Overall mortality rates for these injuries ranges from 1% to 8.5%.1,613 Mortality rates does not significantly differ between blunt and penetrating groups.1,613,1517,26 On long-term follow-up, many patients with successful limb salvage may demonstrate neurological disabilities associated with PAIs.1,13 Patients experienced temporary or permanent peroneal nerve dysfunction with foot drop at discharge. Early mobilization and coordinated efforts by occupational and physical therapy provide improved recovery with muscle conditioning and strengthening.

High rates of compartment syndrome and limb loss are common sequelae of PAIs. However, the liberal use of fasciotomies can improve rates of amputation.7,13 The decision to amputate should involve the entire MDT and, if possible, the patient when cognitively aware.

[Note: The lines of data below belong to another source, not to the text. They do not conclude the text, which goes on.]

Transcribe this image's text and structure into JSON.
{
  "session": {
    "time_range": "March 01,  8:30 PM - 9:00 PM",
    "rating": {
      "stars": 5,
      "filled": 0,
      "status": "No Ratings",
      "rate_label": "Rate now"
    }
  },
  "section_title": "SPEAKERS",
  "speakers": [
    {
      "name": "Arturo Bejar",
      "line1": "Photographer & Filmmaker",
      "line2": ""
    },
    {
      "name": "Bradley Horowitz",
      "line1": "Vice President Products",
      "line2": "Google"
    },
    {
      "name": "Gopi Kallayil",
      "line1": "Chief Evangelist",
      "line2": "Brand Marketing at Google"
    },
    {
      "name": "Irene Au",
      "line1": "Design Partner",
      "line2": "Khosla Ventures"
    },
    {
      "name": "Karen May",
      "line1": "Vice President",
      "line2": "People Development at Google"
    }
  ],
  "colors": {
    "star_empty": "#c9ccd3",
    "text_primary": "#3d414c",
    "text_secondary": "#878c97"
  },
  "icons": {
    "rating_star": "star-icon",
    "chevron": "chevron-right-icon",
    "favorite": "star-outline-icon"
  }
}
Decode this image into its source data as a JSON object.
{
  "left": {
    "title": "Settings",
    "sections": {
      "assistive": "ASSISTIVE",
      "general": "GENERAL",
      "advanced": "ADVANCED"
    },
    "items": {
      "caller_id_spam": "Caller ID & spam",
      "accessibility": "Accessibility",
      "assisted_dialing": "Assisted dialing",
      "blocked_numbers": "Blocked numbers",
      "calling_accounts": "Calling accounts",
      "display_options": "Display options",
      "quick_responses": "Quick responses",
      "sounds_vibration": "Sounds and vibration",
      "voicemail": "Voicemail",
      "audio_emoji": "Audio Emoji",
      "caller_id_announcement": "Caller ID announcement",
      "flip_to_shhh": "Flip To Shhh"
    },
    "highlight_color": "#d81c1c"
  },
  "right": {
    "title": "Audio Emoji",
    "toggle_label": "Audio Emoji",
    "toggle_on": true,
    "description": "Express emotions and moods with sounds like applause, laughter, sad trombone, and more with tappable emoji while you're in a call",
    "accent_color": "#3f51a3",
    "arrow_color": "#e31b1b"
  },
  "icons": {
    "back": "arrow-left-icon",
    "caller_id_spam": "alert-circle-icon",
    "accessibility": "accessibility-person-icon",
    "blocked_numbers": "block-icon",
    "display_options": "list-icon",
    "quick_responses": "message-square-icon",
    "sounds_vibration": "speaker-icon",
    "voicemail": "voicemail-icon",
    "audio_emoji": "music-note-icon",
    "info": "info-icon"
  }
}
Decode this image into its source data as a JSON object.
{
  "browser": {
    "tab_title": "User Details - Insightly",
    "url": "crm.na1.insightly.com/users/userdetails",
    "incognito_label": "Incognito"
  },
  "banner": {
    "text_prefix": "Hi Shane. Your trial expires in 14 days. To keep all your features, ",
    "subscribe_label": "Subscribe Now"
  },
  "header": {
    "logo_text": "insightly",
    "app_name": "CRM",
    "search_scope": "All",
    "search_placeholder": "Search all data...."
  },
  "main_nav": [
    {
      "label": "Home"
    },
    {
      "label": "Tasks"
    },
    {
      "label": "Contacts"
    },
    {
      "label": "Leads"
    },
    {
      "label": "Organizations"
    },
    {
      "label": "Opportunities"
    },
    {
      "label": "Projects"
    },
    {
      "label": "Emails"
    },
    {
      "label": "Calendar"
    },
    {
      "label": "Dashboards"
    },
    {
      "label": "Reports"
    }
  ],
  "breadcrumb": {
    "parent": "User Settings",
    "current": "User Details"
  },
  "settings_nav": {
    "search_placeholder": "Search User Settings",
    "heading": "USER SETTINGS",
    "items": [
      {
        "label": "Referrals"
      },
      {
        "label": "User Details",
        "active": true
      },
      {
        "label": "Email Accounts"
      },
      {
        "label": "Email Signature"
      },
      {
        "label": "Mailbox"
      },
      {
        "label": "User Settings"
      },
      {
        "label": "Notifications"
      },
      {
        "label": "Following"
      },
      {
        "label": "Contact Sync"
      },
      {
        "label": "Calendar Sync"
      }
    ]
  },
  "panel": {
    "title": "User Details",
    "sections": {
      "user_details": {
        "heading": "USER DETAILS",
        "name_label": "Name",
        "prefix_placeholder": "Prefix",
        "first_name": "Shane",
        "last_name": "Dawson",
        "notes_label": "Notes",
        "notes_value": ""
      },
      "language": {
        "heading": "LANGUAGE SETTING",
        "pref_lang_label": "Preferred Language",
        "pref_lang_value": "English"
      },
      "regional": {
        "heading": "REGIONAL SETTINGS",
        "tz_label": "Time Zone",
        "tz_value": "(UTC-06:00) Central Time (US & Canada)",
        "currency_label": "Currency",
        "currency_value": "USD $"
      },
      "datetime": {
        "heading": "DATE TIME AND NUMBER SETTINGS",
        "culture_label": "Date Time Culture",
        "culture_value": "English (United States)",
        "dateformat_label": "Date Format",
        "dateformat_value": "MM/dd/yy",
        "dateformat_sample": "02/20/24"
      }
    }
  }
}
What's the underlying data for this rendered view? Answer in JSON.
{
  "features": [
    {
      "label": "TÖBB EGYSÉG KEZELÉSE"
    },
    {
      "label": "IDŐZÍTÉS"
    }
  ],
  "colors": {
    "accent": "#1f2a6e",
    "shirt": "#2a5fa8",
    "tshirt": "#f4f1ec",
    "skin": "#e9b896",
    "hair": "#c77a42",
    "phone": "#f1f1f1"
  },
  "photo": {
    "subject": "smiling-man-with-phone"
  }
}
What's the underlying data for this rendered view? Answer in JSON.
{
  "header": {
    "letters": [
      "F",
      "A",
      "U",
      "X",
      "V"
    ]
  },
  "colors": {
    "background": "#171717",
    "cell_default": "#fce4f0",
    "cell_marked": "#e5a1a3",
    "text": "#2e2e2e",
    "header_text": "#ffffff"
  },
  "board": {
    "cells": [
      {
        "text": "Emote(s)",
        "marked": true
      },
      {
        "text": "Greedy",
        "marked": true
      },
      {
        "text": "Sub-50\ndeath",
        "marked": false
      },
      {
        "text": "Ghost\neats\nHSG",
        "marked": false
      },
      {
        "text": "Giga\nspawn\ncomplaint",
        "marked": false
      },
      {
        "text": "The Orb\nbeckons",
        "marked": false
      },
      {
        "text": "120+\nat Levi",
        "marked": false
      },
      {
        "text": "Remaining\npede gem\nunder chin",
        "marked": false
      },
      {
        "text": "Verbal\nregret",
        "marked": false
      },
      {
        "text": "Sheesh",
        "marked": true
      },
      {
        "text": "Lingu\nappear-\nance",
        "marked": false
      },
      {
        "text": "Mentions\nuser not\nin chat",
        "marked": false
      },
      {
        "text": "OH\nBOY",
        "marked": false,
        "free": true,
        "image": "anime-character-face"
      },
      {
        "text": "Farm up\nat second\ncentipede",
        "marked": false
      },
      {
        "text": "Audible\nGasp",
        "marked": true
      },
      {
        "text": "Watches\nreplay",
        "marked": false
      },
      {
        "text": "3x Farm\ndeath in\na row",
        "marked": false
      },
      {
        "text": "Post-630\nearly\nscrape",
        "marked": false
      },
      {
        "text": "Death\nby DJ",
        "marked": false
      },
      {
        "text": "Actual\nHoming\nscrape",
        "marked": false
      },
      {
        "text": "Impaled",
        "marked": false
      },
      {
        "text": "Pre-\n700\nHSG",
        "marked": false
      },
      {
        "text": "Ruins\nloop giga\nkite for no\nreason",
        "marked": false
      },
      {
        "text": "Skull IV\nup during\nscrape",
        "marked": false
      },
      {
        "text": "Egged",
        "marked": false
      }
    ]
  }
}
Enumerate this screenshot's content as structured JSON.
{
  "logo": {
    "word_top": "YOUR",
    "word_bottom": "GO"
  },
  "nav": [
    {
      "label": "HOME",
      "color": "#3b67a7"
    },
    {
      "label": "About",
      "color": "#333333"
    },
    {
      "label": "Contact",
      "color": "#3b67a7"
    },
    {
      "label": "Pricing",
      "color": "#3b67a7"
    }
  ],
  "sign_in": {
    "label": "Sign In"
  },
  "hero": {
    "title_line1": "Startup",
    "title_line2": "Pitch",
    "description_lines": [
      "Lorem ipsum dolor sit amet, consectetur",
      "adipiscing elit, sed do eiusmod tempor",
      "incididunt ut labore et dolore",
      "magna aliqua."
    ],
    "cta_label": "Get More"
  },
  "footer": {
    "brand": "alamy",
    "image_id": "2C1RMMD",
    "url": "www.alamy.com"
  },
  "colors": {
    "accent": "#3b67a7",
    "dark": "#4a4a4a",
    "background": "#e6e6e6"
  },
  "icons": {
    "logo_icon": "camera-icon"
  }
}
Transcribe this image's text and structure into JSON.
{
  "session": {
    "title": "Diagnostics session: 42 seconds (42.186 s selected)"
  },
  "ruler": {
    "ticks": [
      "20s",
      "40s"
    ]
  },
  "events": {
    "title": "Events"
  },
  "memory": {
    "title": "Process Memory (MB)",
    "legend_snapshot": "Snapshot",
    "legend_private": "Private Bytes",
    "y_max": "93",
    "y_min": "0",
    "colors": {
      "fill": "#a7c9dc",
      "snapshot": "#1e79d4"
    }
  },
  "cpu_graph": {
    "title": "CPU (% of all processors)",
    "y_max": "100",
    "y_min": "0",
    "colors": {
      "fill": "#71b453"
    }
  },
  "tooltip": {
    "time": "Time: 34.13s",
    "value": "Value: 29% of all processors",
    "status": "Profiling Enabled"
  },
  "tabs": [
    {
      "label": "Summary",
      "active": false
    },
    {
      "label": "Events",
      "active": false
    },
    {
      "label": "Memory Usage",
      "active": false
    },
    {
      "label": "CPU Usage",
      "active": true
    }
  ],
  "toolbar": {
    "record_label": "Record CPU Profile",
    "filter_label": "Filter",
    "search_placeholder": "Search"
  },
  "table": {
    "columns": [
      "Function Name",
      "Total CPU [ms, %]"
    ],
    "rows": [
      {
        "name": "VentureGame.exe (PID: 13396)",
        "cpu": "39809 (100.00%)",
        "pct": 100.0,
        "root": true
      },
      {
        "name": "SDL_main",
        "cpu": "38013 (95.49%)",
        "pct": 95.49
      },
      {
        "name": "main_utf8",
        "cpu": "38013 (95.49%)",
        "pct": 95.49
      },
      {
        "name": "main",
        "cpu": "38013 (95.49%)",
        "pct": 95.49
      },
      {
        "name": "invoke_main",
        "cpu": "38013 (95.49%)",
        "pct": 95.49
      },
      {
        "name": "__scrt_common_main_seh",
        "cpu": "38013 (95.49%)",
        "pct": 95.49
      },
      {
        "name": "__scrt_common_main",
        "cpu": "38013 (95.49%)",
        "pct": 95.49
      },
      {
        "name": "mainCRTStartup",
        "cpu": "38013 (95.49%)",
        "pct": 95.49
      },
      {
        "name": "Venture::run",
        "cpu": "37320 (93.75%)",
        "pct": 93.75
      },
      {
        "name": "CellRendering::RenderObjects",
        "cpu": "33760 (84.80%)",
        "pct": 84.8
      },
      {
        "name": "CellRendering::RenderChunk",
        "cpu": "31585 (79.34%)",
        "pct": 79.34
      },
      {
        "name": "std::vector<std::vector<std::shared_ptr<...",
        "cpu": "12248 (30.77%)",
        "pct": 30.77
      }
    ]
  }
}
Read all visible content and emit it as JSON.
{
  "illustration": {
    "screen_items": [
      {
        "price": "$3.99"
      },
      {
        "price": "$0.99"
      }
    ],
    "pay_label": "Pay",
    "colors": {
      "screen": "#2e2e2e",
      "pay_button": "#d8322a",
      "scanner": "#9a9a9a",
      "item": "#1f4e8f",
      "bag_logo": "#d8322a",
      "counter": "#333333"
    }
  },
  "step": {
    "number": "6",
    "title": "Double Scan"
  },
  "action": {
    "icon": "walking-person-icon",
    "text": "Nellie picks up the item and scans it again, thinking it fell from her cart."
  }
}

Perioperative risk factors predisposing to amputation in a large series of blunt popliteal injuries included severe soft tissue injury, deep soft tissue infection, and preoperative ischemia.1,7,13 Factors associated with limb salvage included systemic anticoagulation, primary arterial repair, and palpable pedal pulse within 24 hours.26

The mortality associated with lower extremity vascular trauma remains low for patients presenting with isolated popliteal vessel injury in urban trauma centers. Greater mortality results secondary to associated thoracic, abdominal, and head injuries in addition to exsanguination. Coordinated trauma care and early MDT approach starts with field triage guidelines with emergency medical services by education of early use of tourniquets and direct pressure. The liberal use of tourniquets in the field and in trauma centers has improved overall survival rates with extremity vascular injuries.

Conclusion

Traumatic PAIs are uncommon vascular injuries but carry significant morbidity despite the evolution of surgical management. Early diagnosis and prompt revascularization are required to improve morbidity and overall mortality. The clinical application and integration of an institutional MDT approach to such injuries provides a unique opportunity to improve clinical performance with the collaboration of surgical specialist while providing patient psychosocial support.

Disclosure

The authors report no conflicts of interest in this work.